Elder financial abuse is the illegal or improper use of an older person’s property, finances, and other assets without their informed consent or where consent is obtained by fraud, manipulation, or duress.

If you suspect someone is facing an elder financial abuse situation here are four tips on how to best express your care and concern.

  • Talk to the person about it

Show you care enough to raise your concerns with the person. Be aware that they may find it difficult or embarrassing to talk about so it’s best to have the conversation in a place where they feel safe and able to talk freely.

Let the person know they don’t have to put up with any kind of abusive behaviour and that they have your support.

  • Listen to what they have to say

Give them plenty of time to respond to your concerns. They may need time to think about the concerns you’ve raised.

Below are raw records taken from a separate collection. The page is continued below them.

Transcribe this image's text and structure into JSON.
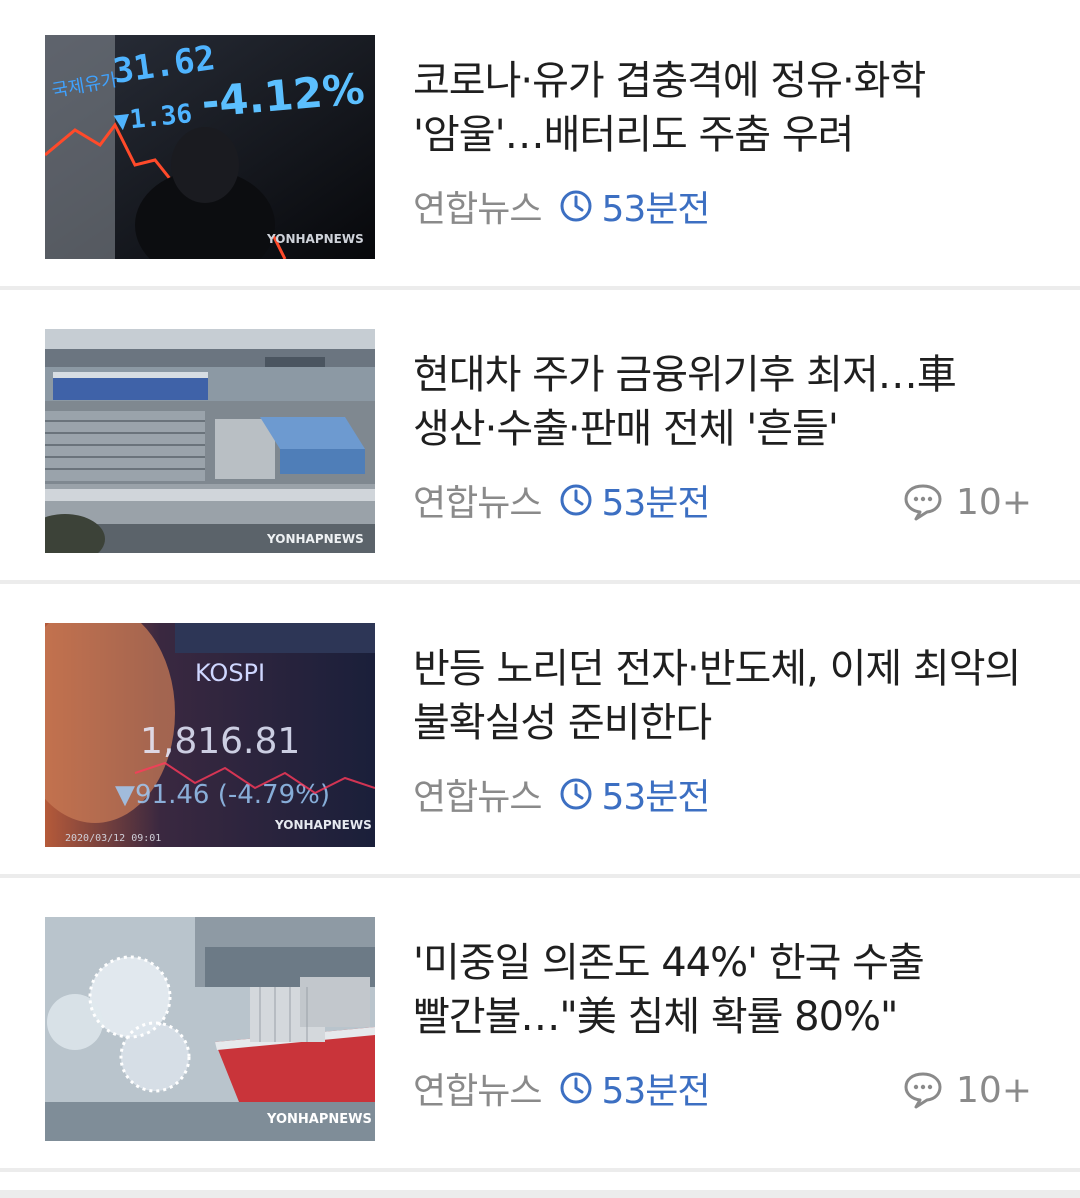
{
  "feed": {
    "items": [
      {
        "headline": "코로나·유가 겹충격에 정유·화학 '암울'…배터리도 주춤 우려",
        "source": "연합뉴스",
        "time": "53분전",
        "comments": "",
        "thumbnail_icon": "oil-price-board-image",
        "thumb_text": {
          "top": "31.62",
          "mid": "▼1.36",
          "pct": "-4.12%",
          "label": "국제유가",
          "watermark": "YONHAPNEWS"
        }
      },
      {
        "headline": "현대차 주가 금융위기후 최저…車 생산·수출·판매 전체 '흔들'",
        "source": "연합뉴스",
        "time": "53분전",
        "comments": "10+",
        "thumbnail_icon": "car-port-image",
        "thumb_text": {
          "watermark": "YONHAPNEWS"
        }
      },
      {
        "headline": "반등 노리던 전자·반도체, 이제 최악의 불확실성 준비한다",
        "source": "연합뉴스",
        "time": "53분전",
        "comments": "",
        "thumbnail_icon": "kospi-board-image",
        "thumb_text": {
          "top": "KOSPI",
          "mid": "1,816.81",
          "low": "▼91.46 (-4.79%)",
          "date": "2020/03/12 09:01",
          "watermark": "YONHAPNEWS"
        }
      },
      {
        "headline": "'미중일 의존도 44%' 한국 수출 빨간불…\"美 침체 확률 80%\"",
        "source": "연합뉴스",
        "time": "53분전",
        "comments": "10+",
        "thumbnail_icon": "virus-cargo-ship-image",
        "thumb_text": {
          "watermark": "YONHAPNEWS"
        }
      }
    ]
  },
  "colors": {
    "time_accent": "#3c6fc2",
    "meta_gray": "#8a8a8a",
    "headline": "#1f1f1f",
    "divider": "#ececec"
  },
  "icons": {
    "clock": "clock-icon",
    "comment": "comment-bubble-icon"
  }
}
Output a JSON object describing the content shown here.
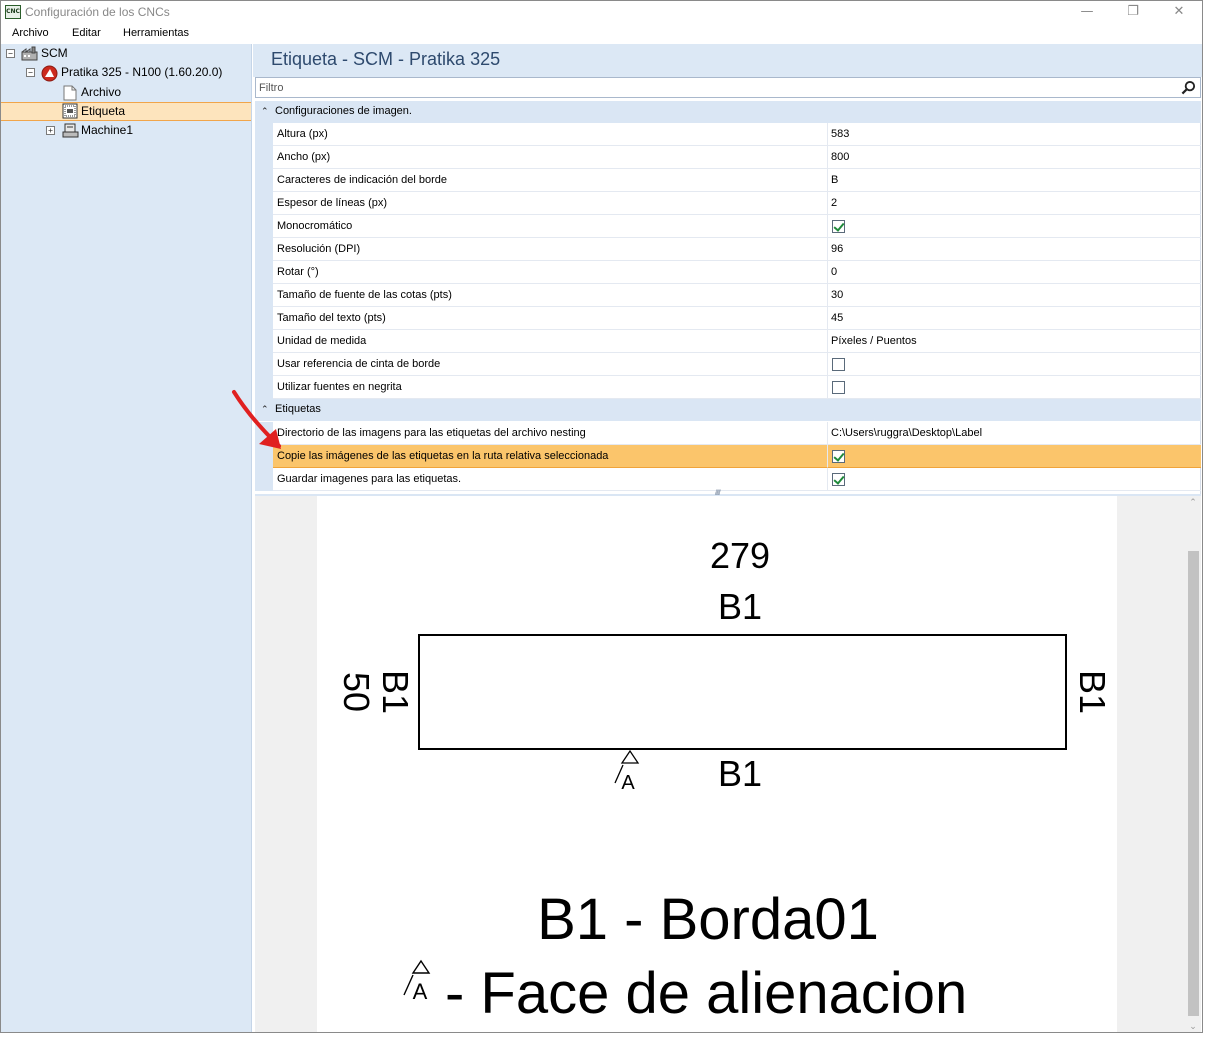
{
  "window": {
    "title": "Configuración de los CNCs",
    "icon_text": "CNC",
    "controls": {
      "minimize": "—",
      "restore": "❐",
      "close": "✕"
    }
  },
  "menu": [
    "Archivo",
    "Editar",
    "Herramientas"
  ],
  "tree": {
    "root": {
      "label": "SCM",
      "icon": "factory-icon",
      "expander": "⊟"
    },
    "machine": {
      "label": "Pratika 325 - N100 (1.60.20.0)",
      "icon": "scm-logo-icon",
      "expander": "⊟"
    },
    "children": [
      {
        "label": "Archivo",
        "icon": "file-icon",
        "selected": false
      },
      {
        "label": "Etiqueta",
        "icon": "label-icon",
        "selected": true
      }
    ],
    "machine1": {
      "label": "Machine1",
      "icon": "machine-icon",
      "expander": "⊞"
    }
  },
  "main": {
    "title": "Etiqueta - SCM - Pratika 325",
    "filter_placeholder": "Filtro"
  },
  "grid": {
    "categories": [
      {
        "label": "Configuraciones de imagen.",
        "toggle": "⌃",
        "rows": [
          {
            "name": "Altura (px)",
            "value": "583",
            "type": "text"
          },
          {
            "name": "Ancho (px)",
            "value": "800",
            "type": "text"
          },
          {
            "name": "Caracteres de indicación del borde",
            "value": "B",
            "type": "text"
          },
          {
            "name": "Espesor de líneas (px)",
            "value": "2",
            "type": "text"
          },
          {
            "name": "Monocromático",
            "value": "",
            "type": "check",
            "checked": true
          },
          {
            "name": "Resolución (DPI)",
            "value": "96",
            "type": "text"
          },
          {
            "name": "Rotar (°)",
            "value": "0",
            "type": "text"
          },
          {
            "name": "Tamaño de fuente de las cotas (pts)",
            "value": "30",
            "type": "text"
          },
          {
            "name": "Tamaño del texto (pts)",
            "value": "45",
            "type": "text"
          },
          {
            "name": "Unidad de medida",
            "value": "Píxeles / Puentos",
            "type": "text"
          },
          {
            "name": "Usar referencia de cinta de borde",
            "value": "",
            "type": "check",
            "checked": false
          },
          {
            "name": "Utilizar fuentes en negrita",
            "value": "",
            "type": "check",
            "checked": false
          }
        ]
      },
      {
        "label": "Etiquetas",
        "toggle": "⌃",
        "rows": [
          {
            "name": "Directorio de las imagens para las etiquetas del archivo nesting",
            "value": "C:\\Users\\ruggra\\Desktop\\Label",
            "type": "text"
          },
          {
            "name": "Copie las imágenes de las etiquetas en la ruta relativa seleccionada",
            "value": "",
            "type": "check",
            "checked": true,
            "selected": true
          },
          {
            "name": "Guardar imagenes para las etiquetas.",
            "value": "",
            "type": "check",
            "checked": true
          }
        ]
      }
    ]
  },
  "preview": {
    "dimension_top": "279",
    "edge_top": "B1",
    "dimension_left": "50",
    "edge_left": "B1",
    "edge_right": "B1",
    "edge_bottom": "B1",
    "alignment_symbol_top": "A",
    "alignment_symbol_bottom": "A",
    "legend_edge": "B1 - Borda01",
    "legend_face": "- Face de alienacion"
  },
  "annotation": {
    "arrow_color": "#e02020"
  },
  "colors": {
    "panel_bg": "#dce8f5",
    "category_bg": "#dae6f4",
    "selection_bg": "#fbc56b",
    "tree_selection_bg": "#fde4bd",
    "title_color": "#2e4a6e"
  }
}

Listen and respect their wishes and their right to make their own decisions.

  • Let them know help is available

Even if they decide to do nothing straightaway, reassure them that your help and support is available if they need it at any time.

  • Share with them contact details of support services

Having access to the national elder abuse hotline may help the person take steps towards making a decision to get assistance. They can raise issues, get advice, and obtain referrals if needed.

The national elder abuse hotline is 1800 ELDERHelp or 1800 353 374.  

The good news is there is a growing number of resources to help people prevent elder financial abuse from occurring. For instance, this may include seeking independent advice and drafting a family agreement if someone decides to transfer their home to a child in exchange for a granny flat and care.

It may also cover clearly documenting whether money given is a loan or a gift.

Another way of preventing elder financial abuse from occurring is to be aware of what it is and what might be a red flag if it is occurring.

There are now plenty of resources available online that explain what elder financial abuse might look like. It can take different forms.

These resources also highlight some of the situations and circumstances that might alert friends, family members, neighbours and members of churches and sporting clubs to the possibility that elder financial abuse is occurring.

If you suspect someone you know may be experiencing elder financial abuse you can also ring the national hotline to chat with someone about it.

Becoming more informed about how to approach someone in your community is a good first step towards showing you care.